Hey! welcome to the first post of ‘algebraic topology’. First off all some heads up, I am going to assume that the reader is familiar with two topics: Topology & Group theory. If this is not the case, I recommend you to pause here and come back to this series when you are familiar with those topics since without pre-knowledge, you won’t understand me at all.

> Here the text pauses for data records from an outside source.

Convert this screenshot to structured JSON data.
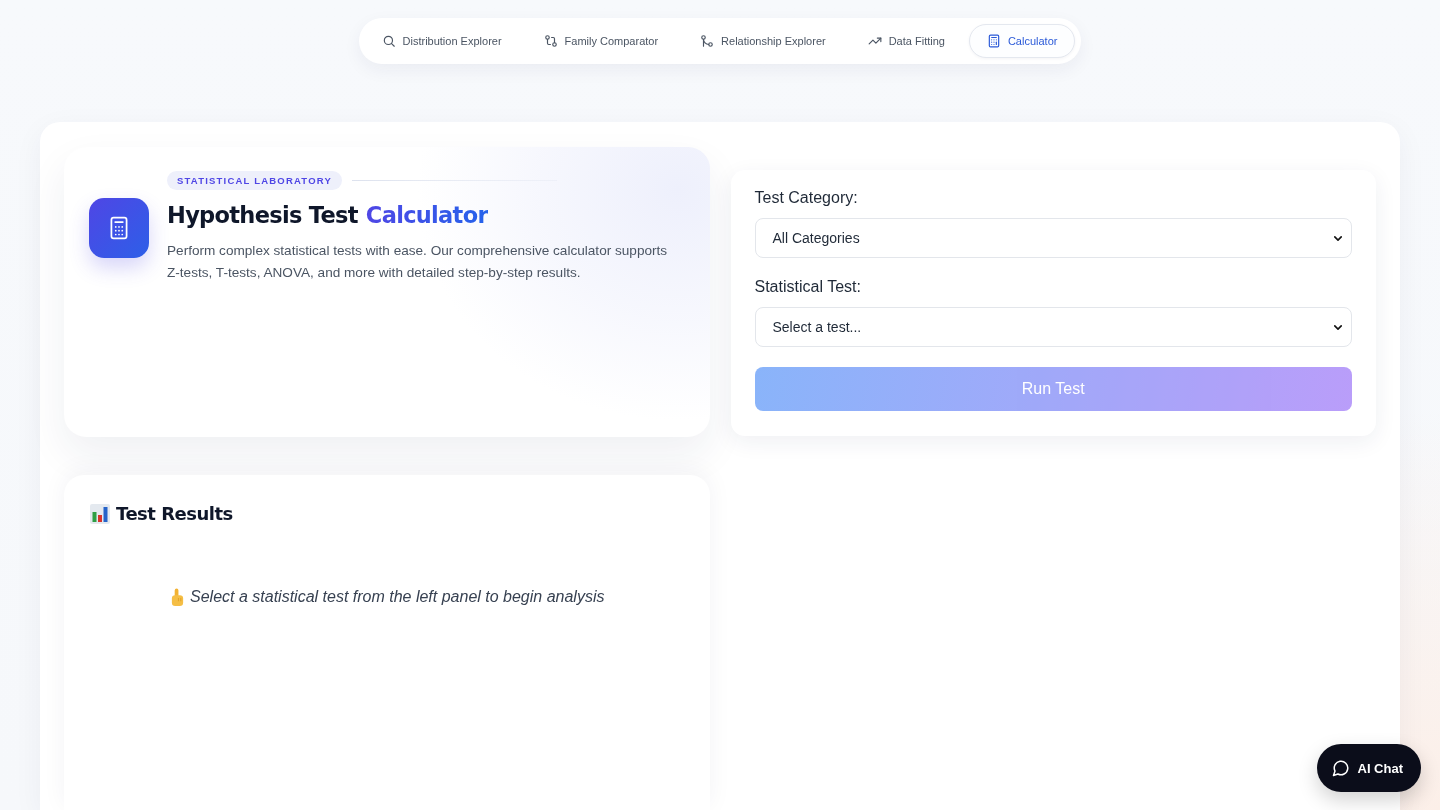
{
  "nav": {
    "tabs": [
      {
        "label": "Distribution Explorer",
        "selected": false
      },
      {
        "label": "Family Comparator",
        "selected": false
      },
      {
        "label": "Relationship Explorer",
        "selected": false
      },
      {
        "label": "Data Fitting",
        "selected": false
      },
      {
        "label": "Calculator",
        "selected": true
      }
    ]
  },
  "hero": {
    "badge": "STATISTICAL LABORATORY",
    "title": "Hypothesis Test",
    "title_highlight": "Calculator",
    "description": "Perform complex statistical tests with ease. Our comprehensive calculator supports Z-tests, T-tests, ANOVA, and more with detailed step-by-step results."
  },
  "form": {
    "fields": [
      {
        "label": "Test Category:",
        "value": "All Categories"
      },
      {
        "label": "Statistical Test:",
        "value": "Select a test..."
      }
    ],
    "run_button": {
      "label": "Run Test",
      "disabled": true
    }
  },
  "results": {
    "title": "Test Results",
    "message": "Select a statistical test from the left panel to begin analysis"
  },
  "chat_button": {
    "label": "AI Chat"
  }
}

OK, if you kept reading it means that you are familiar with the topics above and then I shall begin. What is algebraic topology? If you remember topology classes, then you are probably familiar with the term homeomorphism. If two topological spaces are Homeomorphic, it means that they are the same topolical structre in a way. An improtant problem is to determine whether two topological spaces are homeomorphic or not. In topology class, (At least in my class) we see ways to prove that two topological spaces are not homeomorphic, using topological properties, (for example, connectivty). Sometimes, we need more tools in order to prove it. This is where algebraic topology comes to help, It turns out that we can match each topological space with a group, and learn about the space using the group. Before I start with this match, I need to talk about someting bigger and more general in order to trully understand what is going on here.

## Categories

A Category $\mathcal{C}$ is a collection of objects, where for every pair of objects $A,B\in\mathcal{C}$ there exists a set $\text{Mor}(A,B)$.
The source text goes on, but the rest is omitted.